Jeanine Cook, New Mexico State University
Muhammad Dawood, New Mexico State University
Dale Shires, Army Research Laboratory
Song-Jun Park, Army Research Laboratory
Daniel Ku, CERDEC

The core focus of Towards Real-Time Computing for Applications in the Field is to research technologies that are suitable for field deployment and applicable to problems that are important to the Army.   This project plans to focus on the development of two primary systems: a real-time imaging system for a UWB ground-penetrating radar for real-time detection of IEDs, and a real-time EEG system to monitor soldier performance in stressful field theatres.   Both of these proposed systems utilize newer computational technologies in conjunction with standard commodity CPUs.

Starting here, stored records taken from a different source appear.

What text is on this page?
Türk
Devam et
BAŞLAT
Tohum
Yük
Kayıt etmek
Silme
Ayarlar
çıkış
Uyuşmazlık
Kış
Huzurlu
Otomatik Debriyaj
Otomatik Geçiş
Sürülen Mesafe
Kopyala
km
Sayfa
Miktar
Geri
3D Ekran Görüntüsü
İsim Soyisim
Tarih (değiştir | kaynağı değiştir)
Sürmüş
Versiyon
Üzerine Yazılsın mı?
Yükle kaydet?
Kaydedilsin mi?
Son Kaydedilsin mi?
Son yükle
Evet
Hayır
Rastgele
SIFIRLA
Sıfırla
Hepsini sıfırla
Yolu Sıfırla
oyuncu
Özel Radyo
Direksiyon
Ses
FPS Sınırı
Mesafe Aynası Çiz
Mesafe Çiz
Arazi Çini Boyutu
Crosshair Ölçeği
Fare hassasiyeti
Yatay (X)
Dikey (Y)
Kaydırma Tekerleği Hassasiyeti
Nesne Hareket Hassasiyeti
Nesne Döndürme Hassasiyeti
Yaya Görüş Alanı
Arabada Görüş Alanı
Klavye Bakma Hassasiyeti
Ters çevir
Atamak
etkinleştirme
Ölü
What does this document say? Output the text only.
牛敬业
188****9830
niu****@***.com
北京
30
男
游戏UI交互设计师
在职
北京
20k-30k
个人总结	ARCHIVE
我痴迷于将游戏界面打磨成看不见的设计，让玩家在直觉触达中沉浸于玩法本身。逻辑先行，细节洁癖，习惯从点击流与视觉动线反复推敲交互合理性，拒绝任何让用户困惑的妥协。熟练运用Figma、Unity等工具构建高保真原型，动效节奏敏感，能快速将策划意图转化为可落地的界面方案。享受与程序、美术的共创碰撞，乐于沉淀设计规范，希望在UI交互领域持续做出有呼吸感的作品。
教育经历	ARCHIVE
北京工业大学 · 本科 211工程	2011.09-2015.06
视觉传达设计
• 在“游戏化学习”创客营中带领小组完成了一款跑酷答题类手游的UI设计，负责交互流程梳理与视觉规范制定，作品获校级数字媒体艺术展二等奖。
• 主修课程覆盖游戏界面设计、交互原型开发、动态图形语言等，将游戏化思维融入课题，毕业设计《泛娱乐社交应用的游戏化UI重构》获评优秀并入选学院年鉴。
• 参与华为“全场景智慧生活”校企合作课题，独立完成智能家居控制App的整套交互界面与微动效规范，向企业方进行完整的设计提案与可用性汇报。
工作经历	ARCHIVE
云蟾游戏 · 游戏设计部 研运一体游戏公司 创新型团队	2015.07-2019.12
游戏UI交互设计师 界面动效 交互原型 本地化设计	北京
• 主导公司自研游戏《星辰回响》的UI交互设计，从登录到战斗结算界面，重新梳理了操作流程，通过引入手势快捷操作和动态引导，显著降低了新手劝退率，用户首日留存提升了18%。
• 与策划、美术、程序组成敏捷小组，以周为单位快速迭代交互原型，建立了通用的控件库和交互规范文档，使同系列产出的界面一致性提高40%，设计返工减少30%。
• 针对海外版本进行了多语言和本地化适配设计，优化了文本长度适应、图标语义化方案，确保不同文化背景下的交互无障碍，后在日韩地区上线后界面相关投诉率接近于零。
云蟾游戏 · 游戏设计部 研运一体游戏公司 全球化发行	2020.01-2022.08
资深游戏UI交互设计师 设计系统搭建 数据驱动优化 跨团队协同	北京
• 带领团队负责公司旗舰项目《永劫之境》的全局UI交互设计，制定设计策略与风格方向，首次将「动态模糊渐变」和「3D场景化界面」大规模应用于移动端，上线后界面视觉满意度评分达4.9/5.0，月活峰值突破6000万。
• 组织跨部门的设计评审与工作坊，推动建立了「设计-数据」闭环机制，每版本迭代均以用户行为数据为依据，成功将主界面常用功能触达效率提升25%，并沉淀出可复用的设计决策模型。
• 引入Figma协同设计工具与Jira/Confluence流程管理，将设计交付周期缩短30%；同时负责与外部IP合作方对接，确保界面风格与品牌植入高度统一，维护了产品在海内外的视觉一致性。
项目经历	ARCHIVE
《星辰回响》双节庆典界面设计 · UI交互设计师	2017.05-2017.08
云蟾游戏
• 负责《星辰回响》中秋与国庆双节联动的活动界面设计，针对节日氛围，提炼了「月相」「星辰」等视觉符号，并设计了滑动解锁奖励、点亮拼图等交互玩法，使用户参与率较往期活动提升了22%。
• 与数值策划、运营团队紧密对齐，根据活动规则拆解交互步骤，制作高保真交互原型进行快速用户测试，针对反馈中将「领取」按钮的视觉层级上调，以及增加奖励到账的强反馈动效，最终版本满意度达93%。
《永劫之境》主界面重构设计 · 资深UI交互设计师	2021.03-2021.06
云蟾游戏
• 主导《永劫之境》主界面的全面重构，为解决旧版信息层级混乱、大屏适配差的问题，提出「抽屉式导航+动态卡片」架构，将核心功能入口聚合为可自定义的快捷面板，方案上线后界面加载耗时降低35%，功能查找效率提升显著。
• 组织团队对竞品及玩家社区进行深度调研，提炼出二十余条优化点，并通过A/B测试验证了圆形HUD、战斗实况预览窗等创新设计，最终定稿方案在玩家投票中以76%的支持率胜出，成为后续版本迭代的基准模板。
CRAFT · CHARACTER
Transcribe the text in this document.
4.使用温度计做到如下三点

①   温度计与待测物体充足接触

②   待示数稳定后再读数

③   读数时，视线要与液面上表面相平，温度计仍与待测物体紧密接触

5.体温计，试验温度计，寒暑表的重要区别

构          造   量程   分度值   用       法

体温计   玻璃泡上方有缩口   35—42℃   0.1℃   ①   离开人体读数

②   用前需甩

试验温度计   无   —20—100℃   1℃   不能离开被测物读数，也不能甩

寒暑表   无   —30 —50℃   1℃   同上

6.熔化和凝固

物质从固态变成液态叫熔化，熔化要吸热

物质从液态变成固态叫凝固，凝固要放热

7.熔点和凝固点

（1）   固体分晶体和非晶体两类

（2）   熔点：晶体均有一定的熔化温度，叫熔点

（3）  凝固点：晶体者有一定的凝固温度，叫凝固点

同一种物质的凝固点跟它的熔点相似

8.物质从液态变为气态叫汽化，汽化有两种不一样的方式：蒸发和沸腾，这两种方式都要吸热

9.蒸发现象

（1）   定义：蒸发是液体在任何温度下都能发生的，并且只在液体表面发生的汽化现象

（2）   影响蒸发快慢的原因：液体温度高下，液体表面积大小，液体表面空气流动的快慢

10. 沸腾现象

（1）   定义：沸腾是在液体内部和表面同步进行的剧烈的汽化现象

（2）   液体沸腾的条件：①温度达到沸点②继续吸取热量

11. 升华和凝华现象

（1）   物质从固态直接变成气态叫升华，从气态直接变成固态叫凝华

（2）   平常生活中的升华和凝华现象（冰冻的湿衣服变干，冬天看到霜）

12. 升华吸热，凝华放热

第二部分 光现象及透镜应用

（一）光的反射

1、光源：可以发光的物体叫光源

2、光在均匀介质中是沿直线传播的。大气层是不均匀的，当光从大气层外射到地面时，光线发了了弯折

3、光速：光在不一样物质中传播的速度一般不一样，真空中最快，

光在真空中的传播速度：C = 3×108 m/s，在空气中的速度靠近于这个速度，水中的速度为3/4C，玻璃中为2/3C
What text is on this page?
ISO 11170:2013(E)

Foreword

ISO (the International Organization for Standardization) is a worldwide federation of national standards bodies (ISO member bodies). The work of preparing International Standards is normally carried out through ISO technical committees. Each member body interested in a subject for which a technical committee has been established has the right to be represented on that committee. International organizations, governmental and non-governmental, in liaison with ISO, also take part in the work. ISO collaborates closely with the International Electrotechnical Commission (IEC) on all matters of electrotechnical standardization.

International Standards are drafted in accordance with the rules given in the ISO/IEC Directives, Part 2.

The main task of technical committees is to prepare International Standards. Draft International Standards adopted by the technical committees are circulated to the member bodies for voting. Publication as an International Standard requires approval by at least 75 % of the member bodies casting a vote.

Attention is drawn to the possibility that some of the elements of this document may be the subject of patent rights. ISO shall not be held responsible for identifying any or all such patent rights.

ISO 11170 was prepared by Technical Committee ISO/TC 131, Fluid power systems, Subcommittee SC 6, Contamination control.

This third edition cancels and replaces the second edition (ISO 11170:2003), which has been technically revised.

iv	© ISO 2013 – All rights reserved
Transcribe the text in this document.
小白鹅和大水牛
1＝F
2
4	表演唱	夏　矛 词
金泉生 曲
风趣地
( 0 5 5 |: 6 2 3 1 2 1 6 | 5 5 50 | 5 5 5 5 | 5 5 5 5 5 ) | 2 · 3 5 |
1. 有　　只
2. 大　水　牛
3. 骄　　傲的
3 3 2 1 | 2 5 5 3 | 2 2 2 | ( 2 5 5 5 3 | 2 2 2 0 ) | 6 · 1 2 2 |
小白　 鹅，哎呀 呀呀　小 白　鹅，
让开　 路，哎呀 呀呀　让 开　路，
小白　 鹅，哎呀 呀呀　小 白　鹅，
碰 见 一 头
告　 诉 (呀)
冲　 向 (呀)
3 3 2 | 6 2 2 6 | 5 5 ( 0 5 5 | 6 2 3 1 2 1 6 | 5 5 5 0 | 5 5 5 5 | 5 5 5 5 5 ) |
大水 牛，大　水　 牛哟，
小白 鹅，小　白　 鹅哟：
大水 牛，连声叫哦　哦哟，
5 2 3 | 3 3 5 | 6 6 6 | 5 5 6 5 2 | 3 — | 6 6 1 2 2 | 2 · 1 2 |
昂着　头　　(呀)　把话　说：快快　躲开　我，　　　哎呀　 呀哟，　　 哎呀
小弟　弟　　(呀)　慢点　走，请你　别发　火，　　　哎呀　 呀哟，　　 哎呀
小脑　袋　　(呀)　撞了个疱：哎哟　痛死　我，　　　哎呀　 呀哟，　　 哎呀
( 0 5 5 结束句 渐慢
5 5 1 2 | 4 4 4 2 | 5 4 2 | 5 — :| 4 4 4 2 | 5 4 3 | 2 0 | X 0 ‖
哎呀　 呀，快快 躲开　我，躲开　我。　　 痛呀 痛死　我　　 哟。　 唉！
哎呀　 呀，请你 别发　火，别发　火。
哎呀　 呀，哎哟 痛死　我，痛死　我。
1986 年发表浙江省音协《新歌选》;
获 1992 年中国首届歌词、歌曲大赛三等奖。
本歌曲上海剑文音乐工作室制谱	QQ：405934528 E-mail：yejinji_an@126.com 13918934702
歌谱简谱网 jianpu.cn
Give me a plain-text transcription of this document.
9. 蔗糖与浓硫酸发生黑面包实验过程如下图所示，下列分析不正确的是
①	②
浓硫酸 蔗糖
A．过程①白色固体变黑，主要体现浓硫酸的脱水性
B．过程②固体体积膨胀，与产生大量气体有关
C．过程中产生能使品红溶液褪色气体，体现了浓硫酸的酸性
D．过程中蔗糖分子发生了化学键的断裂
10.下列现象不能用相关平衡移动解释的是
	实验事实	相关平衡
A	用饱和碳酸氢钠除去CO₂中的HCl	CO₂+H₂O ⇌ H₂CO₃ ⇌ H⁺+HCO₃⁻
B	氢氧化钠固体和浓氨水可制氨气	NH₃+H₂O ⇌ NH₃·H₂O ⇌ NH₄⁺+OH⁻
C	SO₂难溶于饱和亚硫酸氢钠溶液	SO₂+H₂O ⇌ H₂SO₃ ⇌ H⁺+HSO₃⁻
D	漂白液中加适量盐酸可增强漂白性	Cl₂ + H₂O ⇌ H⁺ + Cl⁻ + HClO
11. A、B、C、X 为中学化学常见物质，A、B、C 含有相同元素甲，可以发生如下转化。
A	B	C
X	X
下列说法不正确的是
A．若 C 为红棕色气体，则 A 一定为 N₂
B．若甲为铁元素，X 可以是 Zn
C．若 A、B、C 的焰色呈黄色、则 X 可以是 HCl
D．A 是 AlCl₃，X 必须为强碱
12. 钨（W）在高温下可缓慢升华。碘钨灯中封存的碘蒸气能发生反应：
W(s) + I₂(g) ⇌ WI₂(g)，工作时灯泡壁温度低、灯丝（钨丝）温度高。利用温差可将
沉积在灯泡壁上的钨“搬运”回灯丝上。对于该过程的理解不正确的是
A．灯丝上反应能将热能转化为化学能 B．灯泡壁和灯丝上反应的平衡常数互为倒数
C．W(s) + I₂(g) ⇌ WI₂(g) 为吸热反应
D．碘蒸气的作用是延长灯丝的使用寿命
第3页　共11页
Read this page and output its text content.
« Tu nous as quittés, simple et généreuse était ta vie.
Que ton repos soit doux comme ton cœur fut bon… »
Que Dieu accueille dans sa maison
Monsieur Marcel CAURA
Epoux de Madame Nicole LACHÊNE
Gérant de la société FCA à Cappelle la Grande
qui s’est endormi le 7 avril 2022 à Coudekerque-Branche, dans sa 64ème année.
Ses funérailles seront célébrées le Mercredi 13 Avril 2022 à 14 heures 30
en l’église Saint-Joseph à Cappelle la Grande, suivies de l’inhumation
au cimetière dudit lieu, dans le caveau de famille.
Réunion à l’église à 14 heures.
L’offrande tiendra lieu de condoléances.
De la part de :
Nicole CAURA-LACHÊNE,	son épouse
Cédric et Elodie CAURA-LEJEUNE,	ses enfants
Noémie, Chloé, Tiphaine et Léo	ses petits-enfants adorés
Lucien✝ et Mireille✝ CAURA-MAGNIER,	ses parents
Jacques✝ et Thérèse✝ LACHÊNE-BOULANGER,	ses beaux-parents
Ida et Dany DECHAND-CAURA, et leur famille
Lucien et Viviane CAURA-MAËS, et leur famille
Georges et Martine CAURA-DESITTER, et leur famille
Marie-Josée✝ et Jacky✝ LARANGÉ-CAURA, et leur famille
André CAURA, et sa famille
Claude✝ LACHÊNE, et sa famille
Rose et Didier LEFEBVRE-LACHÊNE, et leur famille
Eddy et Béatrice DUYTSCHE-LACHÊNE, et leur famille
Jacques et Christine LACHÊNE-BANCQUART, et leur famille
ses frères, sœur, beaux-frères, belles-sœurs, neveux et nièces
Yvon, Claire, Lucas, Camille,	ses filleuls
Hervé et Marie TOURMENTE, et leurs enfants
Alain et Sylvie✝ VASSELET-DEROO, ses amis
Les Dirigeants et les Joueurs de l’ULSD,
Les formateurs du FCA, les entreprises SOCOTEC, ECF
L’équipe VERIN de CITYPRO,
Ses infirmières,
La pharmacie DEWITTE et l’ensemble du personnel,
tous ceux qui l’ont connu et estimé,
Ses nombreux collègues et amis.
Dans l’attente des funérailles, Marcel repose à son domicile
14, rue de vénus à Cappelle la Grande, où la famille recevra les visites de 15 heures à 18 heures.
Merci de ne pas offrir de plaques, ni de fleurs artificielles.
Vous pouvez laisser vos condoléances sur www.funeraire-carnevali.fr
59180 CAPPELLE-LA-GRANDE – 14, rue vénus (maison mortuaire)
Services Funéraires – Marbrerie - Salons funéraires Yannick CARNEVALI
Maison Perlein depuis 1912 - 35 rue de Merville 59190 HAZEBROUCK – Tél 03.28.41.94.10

The state-of-the-art IED detection employed by the U.S. military today comprises a downward-looking ground-penetrating radar that relies on a database of information to determine that an object is an IED.  This system costs over a million dollars and, therefore, only the most expensive ground vehicles are equipped with one.  Our goal is to create a system that costs $50,000 or less so that every unit may have at least one equipped vehicle.  This system will integrate a forward-looking ground penetrating radar (being developed primarily by ARL) and a real-time backend imaging system; the backend imaging system comprises a FPGA-CPU heterogeneous architecture.  Change detection algorithms will be used to actually detect IEDs.  An initial sweep of a transport route will be compared to the sweep during convoy transit.  Any changes detected between these two images will be flagged as a potential IED.  Because the radar is forward-looking, a vehicle can stop at a safe distance from a potential IED while traveling at a minimum of 30mph.

The portable real-time EEG system will be used primarily to monitor stress and fatigue of soldiers flying UAV missions and those in active combat situations.  The EEG system and sensors is being developed by ARL; our work focuses on a computational system that can execute AI algorithms to classify EEG signals into categories that reflect levels of stress in the soldier.  This information can subsequently be used to reposition particular personnel in battlefield situations or to determine when to rotate UAV operators.  This will promote a higher level of task efficiency and soldier safety.  The potential computational architecture comprises ARM processors and a number of Field Programmable Gate Arrays (FPGAs). The small profile/hand-held device for processing EEG in this project could potentially be applied to many other contexts of in-the-field monitoring such as data mining, imaging, and strategic planning.